Helen! Please don’t worry if you hate me for being a copper. All my colleagues at Scotland Yard hate me for being a copper too. Some of them even call me Ginger Minge, so in many ways it’s like I never left school. Anyway, what about you? Working for a charity? I remember you saying that Band Aid was aptly named because that’s what it was, a little sticking plaster trying to staunch a great and terrible wound! I haven’t got any kids myself but then why would I? I haven’t had sex since 1987. I’d love to have a drink. Sieg heil.

Detective Inspector Newson of the Nazi Party.

 

Helen must have been online as Newson wrote, because moments later she replied.

 

Great and terrible wound! Was I really that pious?. No wonder you dumped me at the Christmas disco. How does tomorrow sound? Pitcher and Piano in Soho, eight? Ping back yes or no with alternative suggestion.

 

What a strange and uncharted planet was the worldwide web. To be conversing in such spontaneous intimacy with a ghost from the past who was nowhere to be seen but could be in the next room. It felt both exhilarating and uncomfortable.

Exhilarating? Of course exhilarating, because inevitably Newson’s mind had turned to sex. It seemed to know no other route. Helen had scarcely been in Christine’s league but she had been cute with her big bovver boots and cropped hair. Plump, certainly, but also pretty, and when you saw beneath her baggy clothes as on one occasion Newson had done, she had been shapely despite the puppy fat. Newson remembered her breasts particularly, for he’d held them once, and if he’d had to describe them the word he’d have used would have been ‘perky’. Perhaps all fourteen-year-old breasts were perky. They probably were, but Newson wasn’t sure, because he hadn’t held enough of them at the time to mount any kind of statistically significant study.
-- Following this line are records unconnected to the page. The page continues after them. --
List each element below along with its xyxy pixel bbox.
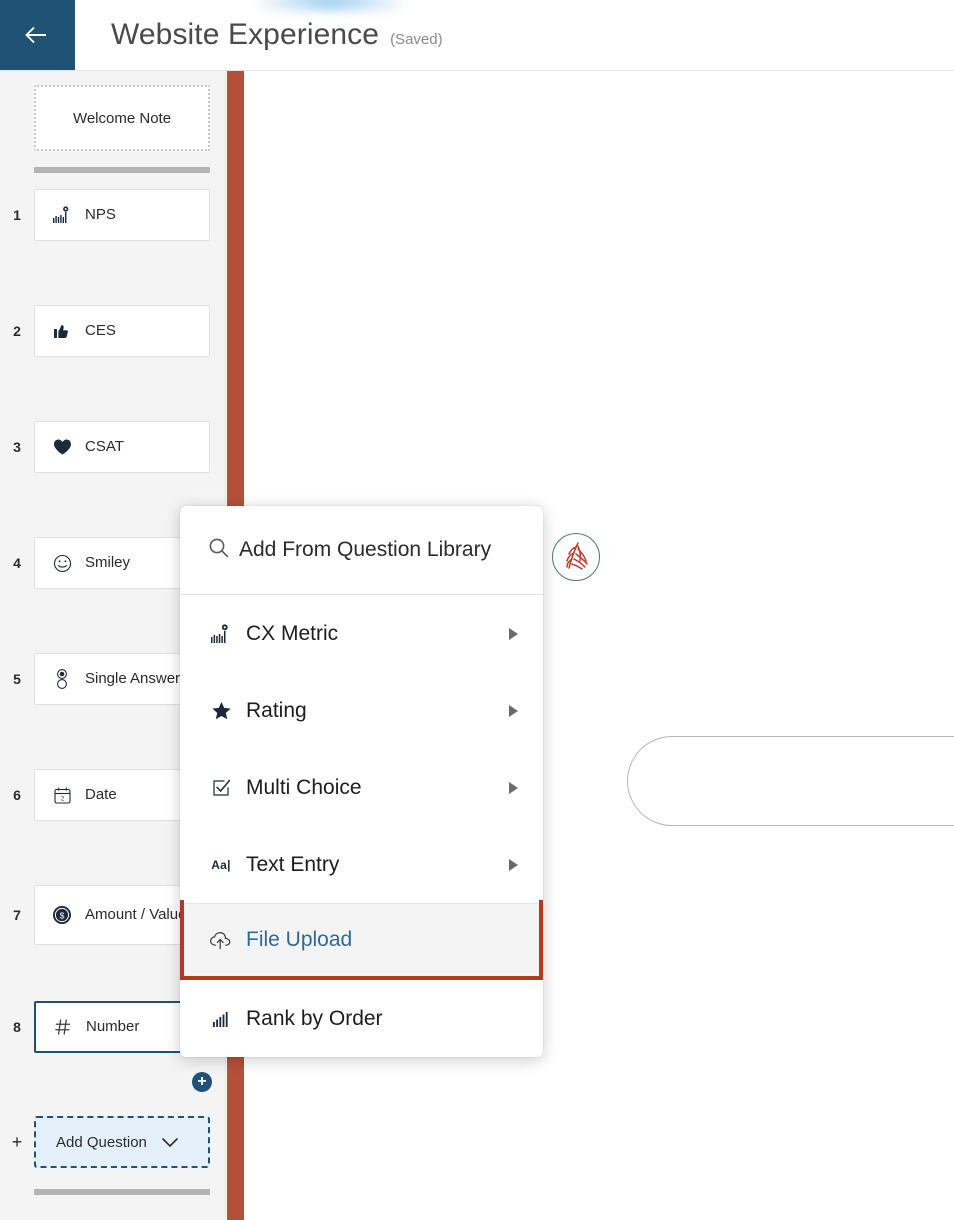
question-input-shape[interactable] [627,736,954,826]
item-index: 4 [13,555,21,571]
thumbs-up-icon [51,320,73,342]
item-label: CES [85,322,116,340]
item-label: Date [85,786,117,804]
item-card[interactable]: CES [34,305,210,357]
page-title: Website Experience [111,18,380,51]
menu-item-text-entry[interactable]: Aa| Text Entry [180,826,543,903]
item-index: 7 [13,907,21,923]
item-label: Number [86,1018,140,1036]
radio-button-icon [51,668,73,690]
top-bar: Website Experience (Saved) [0,0,954,71]
welcome-note-card[interactable]: Welcome Note [34,85,210,151]
rank-bars-icon [208,1007,234,1031]
arrow-left-icon [23,24,53,46]
menu-header-label: Add From Question Library [239,538,492,561]
menu-item-label: Text Entry [246,852,340,876]
plus-circle-icon[interactable]: + [192,1072,212,1092]
menu-item-rank-by-order[interactable]: Rank by Order [180,980,543,1057]
item-index: 5 [13,671,21,687]
chevron-down-icon [161,1137,179,1148]
add-question-row[interactable]: + Add Question [0,1116,225,1168]
cx-metric-bars-icon [208,622,234,646]
menu-item-label: File Upload [246,928,353,951]
calendar-icon: 2 [51,784,73,806]
nps-bars-icon [51,204,73,226]
menu-item-label: Rating [246,698,307,722]
svg-text:$: $ [60,910,65,920]
text-entry-icon: Aa| [211,857,231,872]
menu-item-multi-choice[interactable]: Multi Choice [180,749,543,826]
back-button[interactable] [0,0,75,70]
sidebar-item-nps[interactable]: 1 NPS [0,189,225,241]
item-label: Smiley [85,554,131,572]
app-root: Website Experience (Saved) Welcome Note … [0,0,954,1220]
star-icon [208,699,234,723]
caret-right-icon [507,858,521,872]
sidebar-divider-top [34,167,210,173]
add-question-label: Add Question [56,1133,147,1151]
item-label: Single Answer [85,670,181,688]
item-index: 8 [13,1019,21,1035]
money-coin-icon: $ [51,904,73,926]
menu-item-label: Multi Choice [246,775,362,799]
checkbox-icon [208,776,234,800]
heart-icon [51,436,73,458]
search-icon [208,537,229,563]
item-index: 2 [13,323,21,339]
menu-item-cx-metric[interactable]: CX Metric [180,595,543,672]
menu-item-question-library[interactable]: Add From Question Library [180,506,543,595]
item-index: 3 [13,439,21,455]
smiley-icon [51,552,73,574]
title-group: Website Experience (Saved) [75,18,443,52]
item-index: 6 [13,787,21,803]
svg-text:2: 2 [60,796,64,802]
item-card[interactable]: NPS [34,189,210,241]
caret-right-icon [507,781,521,795]
item-label: CSAT [85,438,124,456]
cloud-upload-icon [208,928,234,952]
add-question-button[interactable]: Add Question [34,1116,210,1168]
sidebar-divider-bottom [34,1189,210,1195]
feather-leaf-logo [552,533,600,581]
item-label: NPS [85,206,116,224]
item-card[interactable]: CSAT [34,421,210,473]
add-question-menu: Add From Question Library CX Metric Rati… [180,506,543,1057]
item-index: 1 [13,207,21,223]
caret-right-icon [507,627,521,641]
add-question-plus: + [11,1131,23,1152]
item-label: Amount / Value [85,906,187,924]
decorative-glow [258,0,403,10]
menu-item-rating[interactable]: Rating [180,672,543,749]
menu-item-label: Rank by Order [246,1006,383,1030]
sidebar-item-ces[interactable]: 2 CES [0,305,225,357]
menu-item-label: CX Metric [246,621,339,645]
caret-right-icon [507,704,521,718]
saved-status: (Saved) [390,31,443,48]
sidebar-item-csat[interactable]: 3 CSAT [0,421,225,473]
hash-icon [52,1016,74,1038]
menu-item-file-upload[interactable]: File Upload [180,900,543,980]
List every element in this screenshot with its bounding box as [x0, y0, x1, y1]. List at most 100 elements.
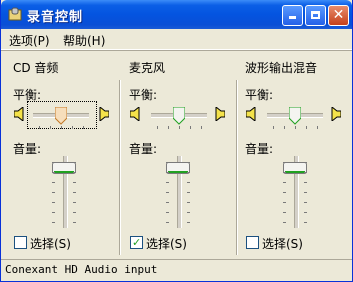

But Helen’s had been very perky indeed. He closed his eyes and revisited them across the years. Firm, despite her adolescent fat, taut, springy skin, he remembered, almost waxy to the touch, and puffy nipples. That had definitely been the most specific feature of Helen Smart’s breasts, puffy nipples. Gorgeous in a quirky kind of way. Newson wondered what effect time would have had on perky nipples.

He pinged back ‘Yes’ and the date was made.